The Anselmians’ notion of a perfection has immediate implications for their understanding of God’s transcendence over his creatures. They succeed in setting him well apart from his creatures, many of which may perhaps have great-making properties but no one of which would have even one of them to the maximum degree possible. On this view, the gulf between God and creatures would therefore be wide, and perhaps unimaginably so, though it would not constitute an absolute divide. It is difficult to see how it could be more than a difference of degree, since the terms indicating his properties—‘powerful,’ ‘knowing,’ ‘loving,’ ‘merciful,’ ‘generous’ and so on—seem to be univocally of God and creatures. True, when applied to God, those terms are often qualified as ‘maximally powerful,’ ‘all knowing,’ ‘infinitely merciful,’ unsurpassably generous,’ but the qualifiers do nothing to change the sense of the terms they qualify. Hence, the role of ‘maximally,’ ‘all,’ ‘infinitely,’ and ‘unsurpassably’ cannot be that of alienans adjectives like ‘decoy’ in ‘decoy duck,’ or ‘negative’ in ‘negative growth,’ each of which does serve to change the sense of the term it qualifies. Rather, they are merely superlatives, which of course leave quite intact the sense of the terms they qualify. Thus understood, God’s properties are merely human ones, albeit extended to the maximum degree possible.

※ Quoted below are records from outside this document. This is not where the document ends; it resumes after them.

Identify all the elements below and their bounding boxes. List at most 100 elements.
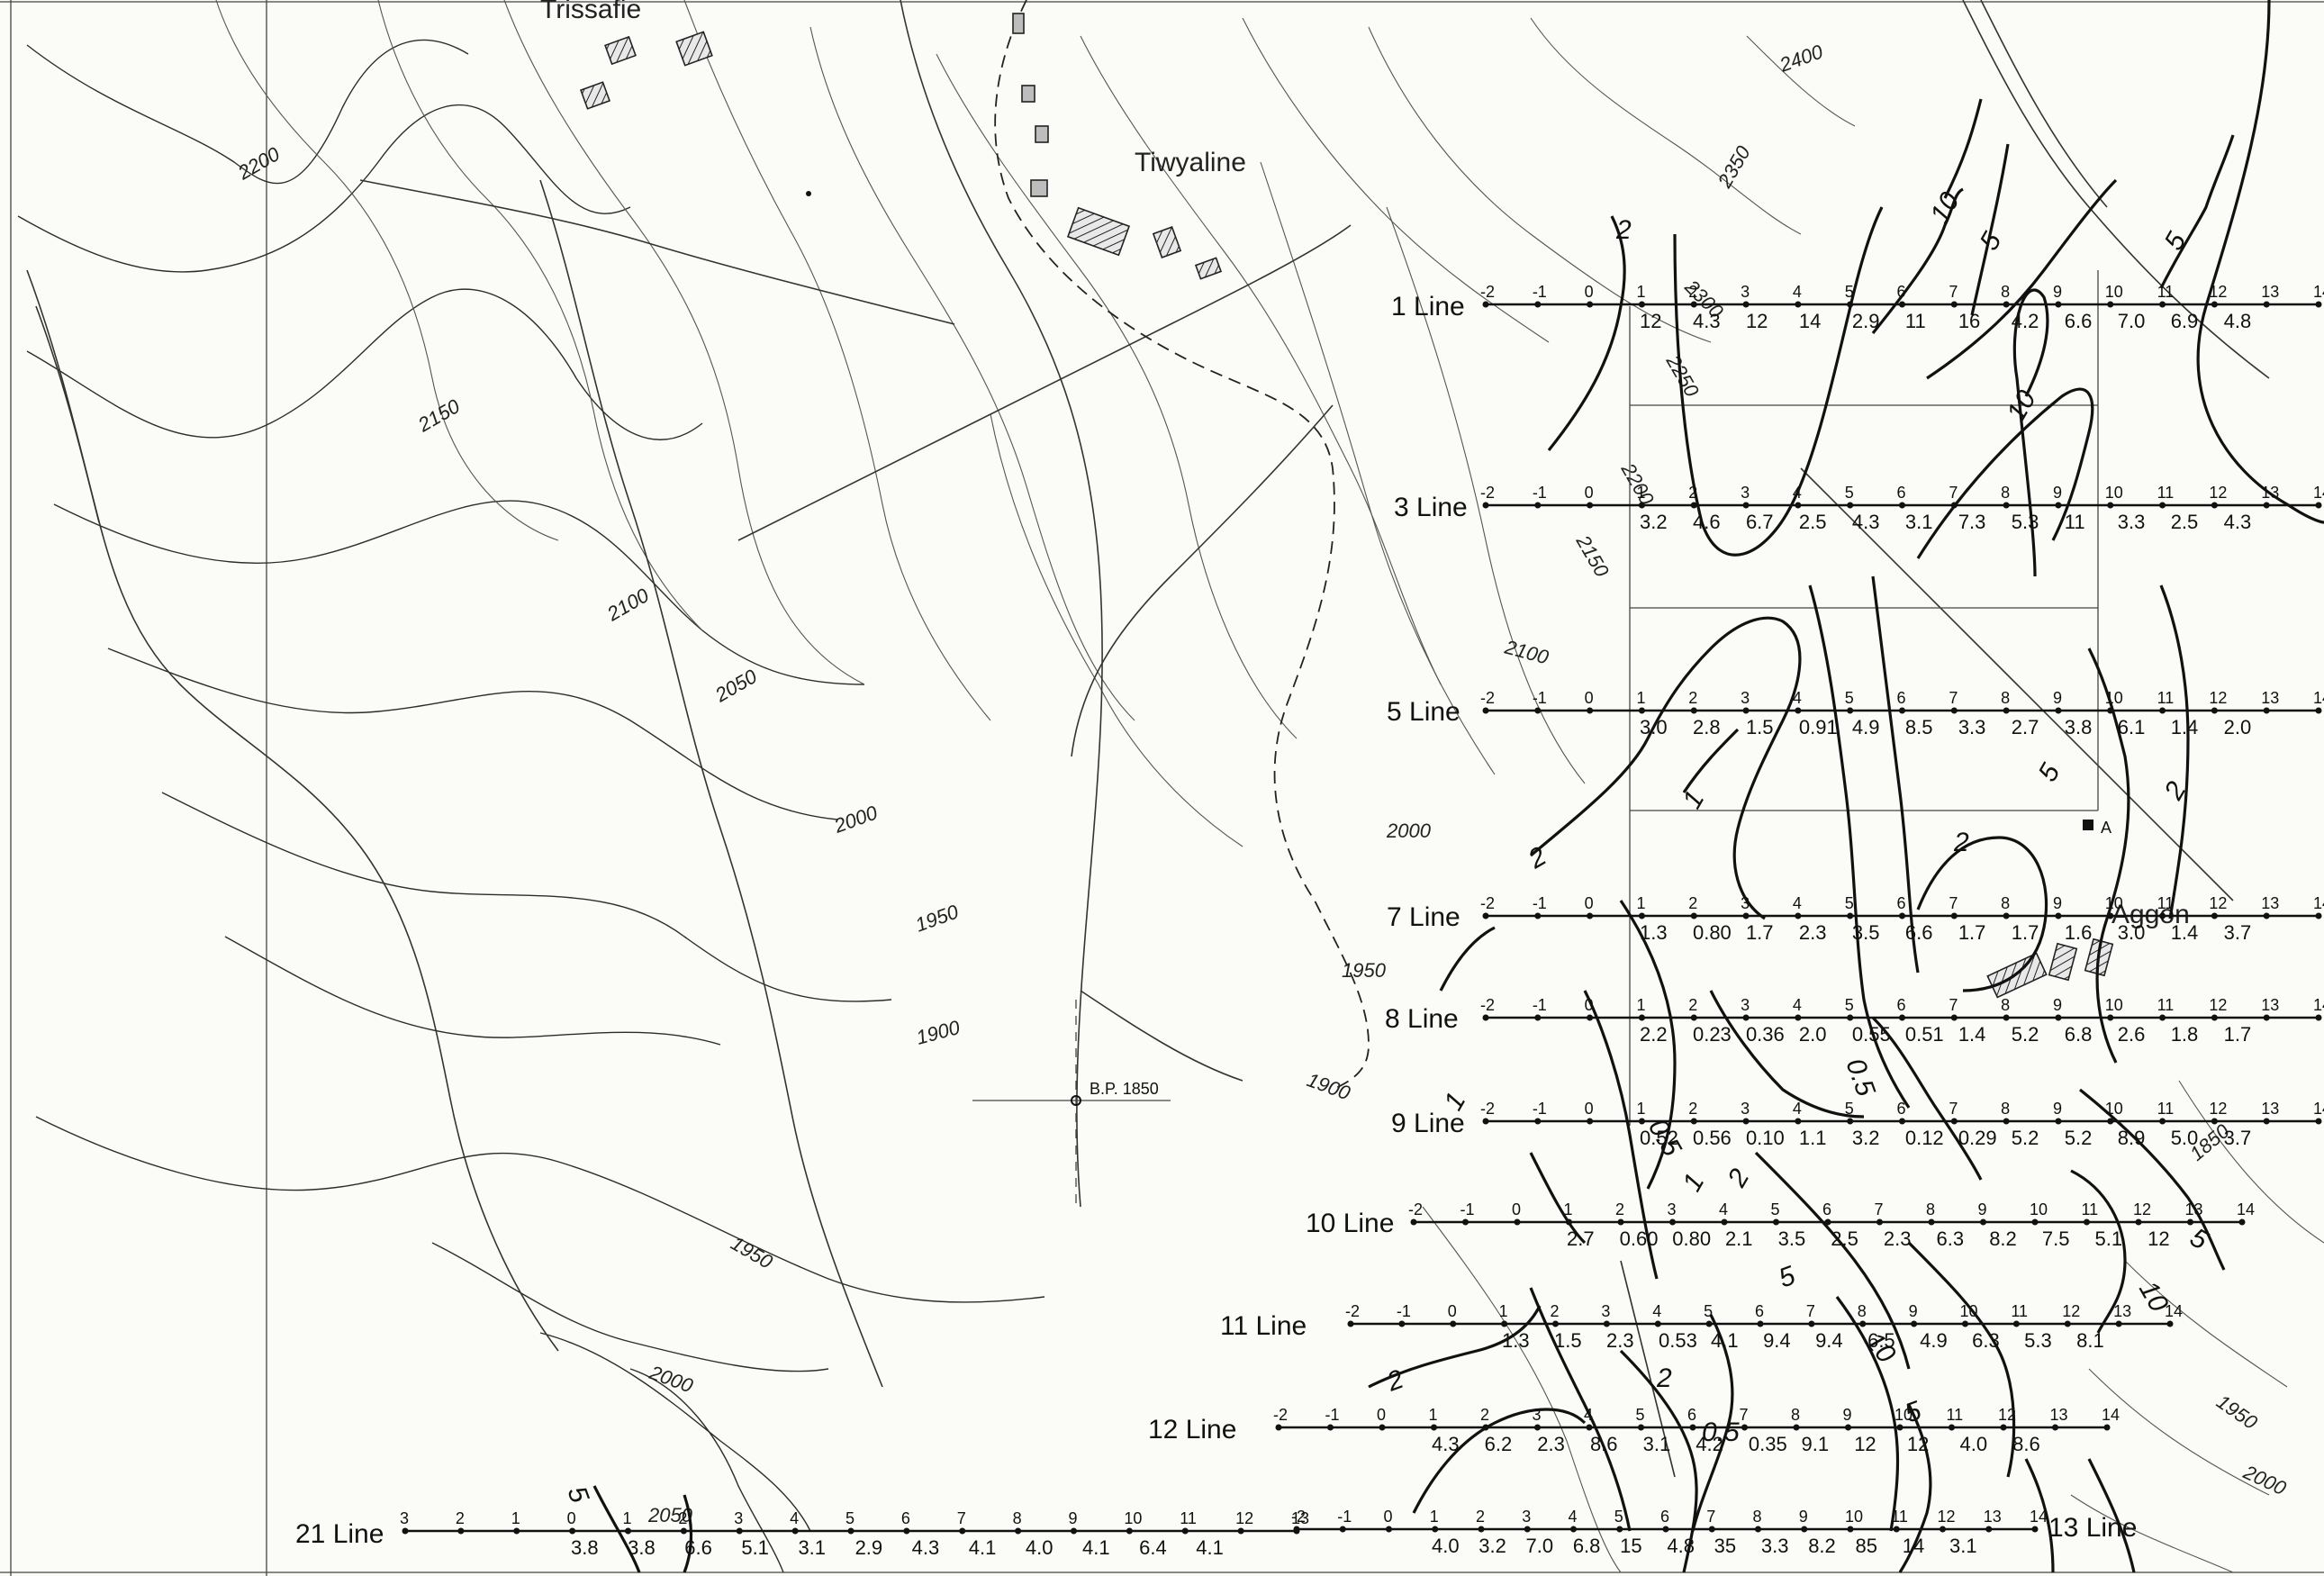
marker-a-square xyxy=(2083,820,2093,830)
station-point xyxy=(1638,1014,1645,1021)
station-point xyxy=(2031,1526,2039,1533)
station-number: 9 xyxy=(1069,1509,1078,1527)
survey-line-label: 1 Line xyxy=(1391,292,1465,322)
station-number: 4 xyxy=(1652,1302,1661,1320)
station-point xyxy=(1808,1320,1815,1327)
isoline-label: 0.5 xyxy=(1702,1417,1740,1447)
station-number: 7 xyxy=(1949,996,1958,1014)
station-point xyxy=(1950,912,1958,919)
station-point xyxy=(402,1527,409,1535)
station-number: 14 xyxy=(2313,689,2324,707)
station-point xyxy=(1638,1424,1644,1431)
station-number: 6 xyxy=(1897,283,1906,301)
measured-value: 35 xyxy=(1714,1535,1736,1557)
measured-value: 4.2 xyxy=(1696,1433,1723,1455)
measured-value: 5.1 xyxy=(741,1536,769,1559)
measured-value: 2.0 xyxy=(2224,716,2252,738)
measured-value: 2.5 xyxy=(2171,511,2199,533)
measured-value: 16 xyxy=(1958,310,1980,332)
elevation-labels: 2200 2150 2100 2050 2000 1950 1900 1950 … xyxy=(233,40,2290,1526)
station-point xyxy=(791,1527,799,1535)
station-point xyxy=(1638,1118,1645,1125)
station-number: -2 xyxy=(1273,1406,1288,1424)
survey-line-label: 9 Line xyxy=(1391,1109,1465,1138)
station-point xyxy=(2315,707,2322,714)
station-number: 3 xyxy=(1522,1508,1531,1526)
station-point xyxy=(1742,1014,1750,1021)
station-point xyxy=(1570,1526,1577,1533)
station-point xyxy=(1534,301,1542,308)
station-number: 8 xyxy=(1753,1508,1762,1526)
station-point xyxy=(1398,1320,1406,1327)
station-number: 4 xyxy=(1793,484,1802,502)
station-point xyxy=(1950,707,1958,714)
measured-value: 8.1 xyxy=(2076,1329,2104,1352)
station-number: 1 xyxy=(1564,1200,1573,1218)
contour-label: 2000 xyxy=(2239,1460,2291,1499)
station-point xyxy=(1893,1526,1900,1533)
station-point xyxy=(2211,301,2218,308)
measured-value: 8.9 xyxy=(2118,1127,2146,1149)
station-number: 5 xyxy=(846,1509,855,1527)
measured-value: 3.8 xyxy=(2065,716,2093,738)
station-number: 6 xyxy=(1897,1100,1906,1118)
building-icon xyxy=(2048,942,2078,982)
station-number: 8 xyxy=(2001,996,2010,1014)
station-point xyxy=(2211,1014,2218,1021)
station-number: 7 xyxy=(957,1509,966,1527)
station-point xyxy=(2055,301,2062,308)
station-number: 3 xyxy=(1601,1302,1610,1320)
station-number: -1 xyxy=(1337,1508,1352,1526)
station-number: 1 xyxy=(1636,1100,1645,1118)
measured-value: 1.4 xyxy=(1958,1023,1986,1046)
station-point xyxy=(2000,1424,2007,1431)
measured-value: 6.8 xyxy=(1573,1535,1601,1557)
survey-line-label: 11 Line xyxy=(1220,1311,1307,1341)
station-point xyxy=(1587,707,1594,714)
measured-value: 0.60 xyxy=(1620,1227,1659,1250)
measured-value: 4.8 xyxy=(2224,310,2252,332)
contour-label: 2400 xyxy=(1776,40,1826,77)
station-point xyxy=(1587,1014,1594,1021)
station-number: 0 xyxy=(1585,689,1594,707)
station-point xyxy=(2315,301,2322,308)
station-point xyxy=(1847,707,1854,714)
measured-value: 3.2 xyxy=(1478,1535,1506,1557)
measured-value: 0.80 xyxy=(1672,1227,1711,1250)
station-point xyxy=(1793,1424,1800,1431)
measured-value: 1.4 xyxy=(2171,921,2199,944)
station-point xyxy=(2159,502,2166,509)
station-point xyxy=(2064,1320,2071,1327)
station-number: 5 xyxy=(1845,484,1854,502)
station-number: 11 xyxy=(2157,894,2175,912)
station-number: 5 xyxy=(1845,689,1854,707)
station-number: 3 xyxy=(1741,484,1750,502)
measured-value: 6.3 xyxy=(1972,1329,2000,1352)
contour-label: 2050 xyxy=(710,665,761,707)
isoline-label: 2 xyxy=(1953,828,1969,857)
station-number: 6 xyxy=(901,1509,910,1527)
survey-line-label: 5 Line xyxy=(1387,697,1460,727)
measured-value: 1.7 xyxy=(2012,921,2039,944)
station-point xyxy=(2263,707,2270,714)
measured-value: 0.51 xyxy=(1905,1023,1944,1046)
station-number: 11 xyxy=(1947,1406,1964,1424)
measured-value: 1.7 xyxy=(1746,921,1774,944)
station-number: 14 xyxy=(2030,1508,2048,1526)
station-number: 10 xyxy=(2105,283,2123,301)
station-number: 8 xyxy=(1858,1302,1867,1320)
measured-value: 5.3 xyxy=(2024,1329,2052,1352)
station-point xyxy=(1690,1118,1697,1125)
station-number: 9 xyxy=(1909,1302,1918,1320)
measured-value: 4.3 xyxy=(1432,1433,1460,1455)
station-point xyxy=(2055,707,2062,714)
measured-value: 3.8 xyxy=(571,1536,599,1559)
station-point xyxy=(1534,502,1542,509)
station-point xyxy=(1928,1218,1935,1226)
survey-line-label: 13 Line xyxy=(2048,1513,2137,1543)
station-point xyxy=(1847,1014,1854,1021)
station-number: 8 xyxy=(1926,1200,1935,1218)
station-point xyxy=(1638,502,1645,509)
measured-value: 3.3 xyxy=(1958,716,1986,738)
measured-value: 0.23 xyxy=(1693,1023,1732,1046)
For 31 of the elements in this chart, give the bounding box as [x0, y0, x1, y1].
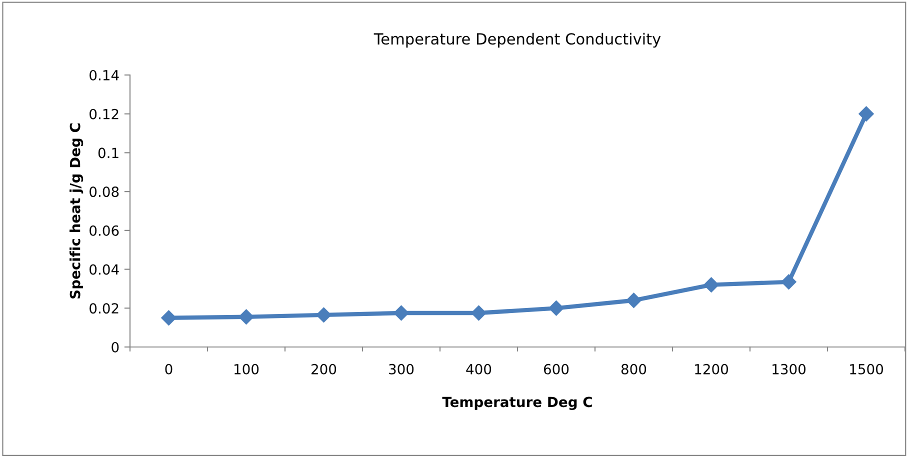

As conceived of by perfect-being theologians, therefore, God turns out to be simply the greatest thing around, some kind of super-being that would be quite capable of evoking admiration and wonder, but who could scarcely be described as being absolutely transcendent, or as being worthy of worship. The point is that the terms that perfect-being theology predicates of God are being used in precisely the sense that ipso facto precludes their being predicated of a God who is absolutely transcendent, since it is a sense in which they could equally be predicated of creatures. The difference between creatures and any God of whom they really could be predicated would therefore be simply one of degree. Although this may seem to be a hard saying, it follows straightforwardly from the fact that absolute transcendence cannot be attained merely by extending human attributes to whatever degree is deemed to be ‘maximal.’ The Anselmians’ God is therefore anything but ineffable, for not only can we talk about him, we can do so in precisely the same terms as those we use in talking about humans. Such a view succeeds in presenting God in terms that are comfortingly familiar, but only at the price of being discomfitingly anthropomorphic. (pp. 1-3)
The give-away here for Miller is the univocity of language for God. For perfect being theology, to say that God is “wise” and that Plato is “wise” is basically to say the same thing, though God’s wisdom is also qualified to be far, far greater. In this sense, the eternal Creator and his creatures share all sorts of properties in common. The difference between the two entities is relative, not absolute—at least so it appears.
The contrast between the God of analytic theology and the God of the Church Fathers and medieval doctors is stark. Although St Basil of Caesarea and St Gregory of Nyssa may have affirmed the univocal use of language when speaking of the divine propria, they also insisted upon divine simplicity and the incomprehensibility of the divine essence. How they pulled this off is the burden of Andrew Radde-Gallwitz’s ground-breaking book, Basil of Caesarea, Gregory of Nyssa, and the Transformation of Divine Simplicity. But for the Cappadocian brothers, God remains absolute Mystery, as he was for St Augustine, St Maximus the Confessor, and St Thomas Aquinas.
But the Mystery appears to disappear with the analytics.